Feiern für die Umwelt
25. Februar 2019Berlin hat große Pläne: Bis zum Jahr 2050 möchte Deutschlands Hauptstadt CO2-neutral sein. Auch Berlins Clubszene könnte dazu einen wichtigen Beitrag leisten.
Denn die Berliner Clubs stoßen relativ viel CO2 aus: ungefähr 30 Tonnen pro Jahr, laut Berechnungen der deutschen NGO Bund für Umwelt und Naturschutz (BUND). Im Schnitt verbraucht ein Club pro Wochenende so viel Strom wie ein Durchschnitts-Haushalt im ganzen Jahr.
Doch für Georg Kössler, Sprecher für Klimapolitik und Clubkultur der Grünen in Berlin, geht es um noch mehr. Er will mehr Menschen dazu anregen, für den Umweltschutz aktiv zu werden.
"Berliner Clubs sind Trendsetter, nicht nur, was die Musik betrifft, sondern auch beim Lifestyle. Und wenn die Leute sehen, oh, die Clubs benutzen keine Plastikstrohhalme mehr, dann fangen sie damit zuhause vielleicht auch an", sagte er der DW.

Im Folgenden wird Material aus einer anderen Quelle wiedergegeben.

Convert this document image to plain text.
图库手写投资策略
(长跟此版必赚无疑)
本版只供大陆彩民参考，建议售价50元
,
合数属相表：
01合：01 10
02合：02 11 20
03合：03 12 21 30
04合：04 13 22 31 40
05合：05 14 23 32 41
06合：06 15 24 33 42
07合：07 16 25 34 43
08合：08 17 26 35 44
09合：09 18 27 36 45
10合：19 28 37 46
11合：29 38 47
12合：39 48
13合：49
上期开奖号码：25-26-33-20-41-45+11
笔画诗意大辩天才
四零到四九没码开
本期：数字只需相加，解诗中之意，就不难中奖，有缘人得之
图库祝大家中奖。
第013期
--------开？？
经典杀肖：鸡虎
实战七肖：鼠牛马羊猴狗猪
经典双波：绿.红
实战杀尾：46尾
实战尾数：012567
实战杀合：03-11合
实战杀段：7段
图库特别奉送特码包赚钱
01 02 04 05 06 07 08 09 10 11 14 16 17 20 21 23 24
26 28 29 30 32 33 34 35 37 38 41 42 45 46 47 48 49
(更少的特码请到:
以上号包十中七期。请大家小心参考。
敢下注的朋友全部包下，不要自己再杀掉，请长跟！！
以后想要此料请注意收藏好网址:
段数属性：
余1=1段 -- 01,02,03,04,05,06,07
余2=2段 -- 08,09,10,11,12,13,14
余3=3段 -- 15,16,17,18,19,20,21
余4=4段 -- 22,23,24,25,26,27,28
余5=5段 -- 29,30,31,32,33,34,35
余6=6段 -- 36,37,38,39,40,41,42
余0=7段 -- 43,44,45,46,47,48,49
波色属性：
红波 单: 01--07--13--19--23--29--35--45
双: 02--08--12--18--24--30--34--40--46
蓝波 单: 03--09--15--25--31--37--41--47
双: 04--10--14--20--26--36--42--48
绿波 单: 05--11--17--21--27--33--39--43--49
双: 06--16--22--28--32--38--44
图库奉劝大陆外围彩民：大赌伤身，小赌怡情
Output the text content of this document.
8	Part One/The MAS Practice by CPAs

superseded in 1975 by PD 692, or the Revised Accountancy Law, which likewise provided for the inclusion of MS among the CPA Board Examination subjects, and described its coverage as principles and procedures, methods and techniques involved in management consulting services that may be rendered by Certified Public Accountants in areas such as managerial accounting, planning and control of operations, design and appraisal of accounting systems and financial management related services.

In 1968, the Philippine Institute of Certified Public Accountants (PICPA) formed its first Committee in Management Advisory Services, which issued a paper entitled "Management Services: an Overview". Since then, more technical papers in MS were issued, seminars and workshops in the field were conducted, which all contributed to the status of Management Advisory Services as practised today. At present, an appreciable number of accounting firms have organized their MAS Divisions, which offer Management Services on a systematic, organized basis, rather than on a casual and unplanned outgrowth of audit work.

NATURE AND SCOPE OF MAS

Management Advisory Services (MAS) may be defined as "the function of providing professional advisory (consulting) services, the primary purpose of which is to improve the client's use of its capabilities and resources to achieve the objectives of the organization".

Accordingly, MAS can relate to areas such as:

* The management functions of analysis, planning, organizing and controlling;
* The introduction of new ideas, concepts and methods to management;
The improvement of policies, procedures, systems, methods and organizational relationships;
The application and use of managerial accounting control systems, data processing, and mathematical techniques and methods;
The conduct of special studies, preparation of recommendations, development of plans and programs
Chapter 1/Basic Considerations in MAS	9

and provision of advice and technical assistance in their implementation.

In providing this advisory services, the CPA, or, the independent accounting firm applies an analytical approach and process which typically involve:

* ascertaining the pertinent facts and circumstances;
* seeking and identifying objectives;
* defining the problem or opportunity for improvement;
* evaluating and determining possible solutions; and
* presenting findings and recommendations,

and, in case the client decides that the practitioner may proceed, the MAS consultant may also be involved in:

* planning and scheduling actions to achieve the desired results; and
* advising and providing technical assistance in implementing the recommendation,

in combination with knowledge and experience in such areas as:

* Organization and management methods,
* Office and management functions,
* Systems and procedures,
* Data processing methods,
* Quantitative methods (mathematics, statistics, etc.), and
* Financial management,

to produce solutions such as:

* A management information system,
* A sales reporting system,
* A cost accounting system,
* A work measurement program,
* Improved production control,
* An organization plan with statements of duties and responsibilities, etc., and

"Deshalb konzentrieren wir Politiker uns jetzt auf die Clubszene, denn die hat einen großen Einfluss. Tausende Leute in Berlin gehen in Clubs, Tausende Leute kommen nach Berlin wegen den Clubs, daher können wir eine Menge Leute erreichen, wenn wir mit den Clubs zusammenarbeiten und sie nachhaltiger gestalten".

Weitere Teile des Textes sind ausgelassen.